A vessel is being filled at a variable and the volume of liquid in the vessel at any time t is given by V = A( 1- e^-kt) V
a) Show that dV/dt = k(A-V)
b) if one quarter of the vessel is filled in 5 minutes, what fraction is filled in the next 5 minutes?
c) show that lim (x-> infinite) = A.
Thank you!
a) To show that dV/dt = k(A-V), we need to take the derivative of V with respect to t. Start by rewriting V = A(1 - e^(-kt)) as V = A - Ae^(-kt). Now, differentiate both sides of the equation with respect to t using the chain rule:
dV/dt = d(A - Ae^(-kt))/dt
= dA/dt - d/dt(Ae^(-kt))
= 0 - (-Ake^(-kt)) [since dA/dt = 0 and d/dt(e^(-kt)) = -ke^(-kt)]
= kAe^(-kt)
Next, we substitute the value of V into the expression:
k(A - V) = k(A - (A - Ae^(-kt)))
= k(A - A + Ae^(-kt))
= kAe^(-kt)
Therefore, we have shown that dV/dt = k(A-V).

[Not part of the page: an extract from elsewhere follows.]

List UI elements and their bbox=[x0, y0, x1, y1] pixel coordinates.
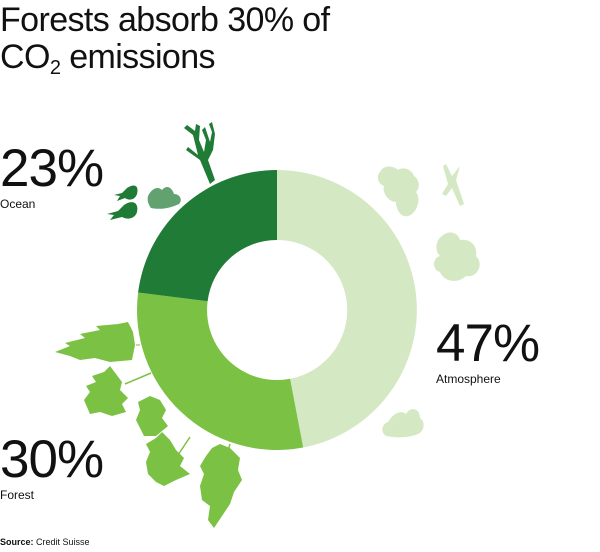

b) In the next 5 minutes, we need to find the fraction of the vessel that is filled. Let's denote this fraction as f. We know that one quarter of the vessel is filled in 5 minutes, so after 5 minutes, the volume V will be equal to (1/4)A.
Using the given equation V = A(1 - e^(-kt)), we can substitute the known values and solve for k:
(1/4)A = A(1 - e^(-kt))
1/4 = 1 - e^(-kt)
e^(-kt) = 1 - 1/4
e^(-kt) = 3/4
-kt = ln(3/4)
k = -ln(3/4)/t
Now we can determine the fraction of the vessel that is filled in the next 5 minutes by substituting t = 5 into the equation:
V = A(1 - e^(-kt))
V = A(1 - e^(-5(-ln(3/4))/5))
V = A(1 - e^(ln(3/4)))
V = A(1 - 3/4)
V = A/4
Therefore, in the next 5 minutes, one quarter (1/4) of the vessel will be filled.
c) To show that lim (t -> infinity) V = A, we need to take the limit as t approaches infinity of the volume equation V = A(1 - e^(-kt)).
lim (t -> infinity) V = lim (t -> infinity) A(1 - e^(-kt))
As t approaches infinity, the term e^(-kt) approaches 0, since negative exponents tend to zero as x approaches infinity:
lim (t -> infinity) e^(-kt) = 0
Therefore,
lim (t -> infinity) V = lim (t -> infinity) A(1 - 0) = A
This shows that as t approaches infinity, the volume in the vessel, V, approaches A.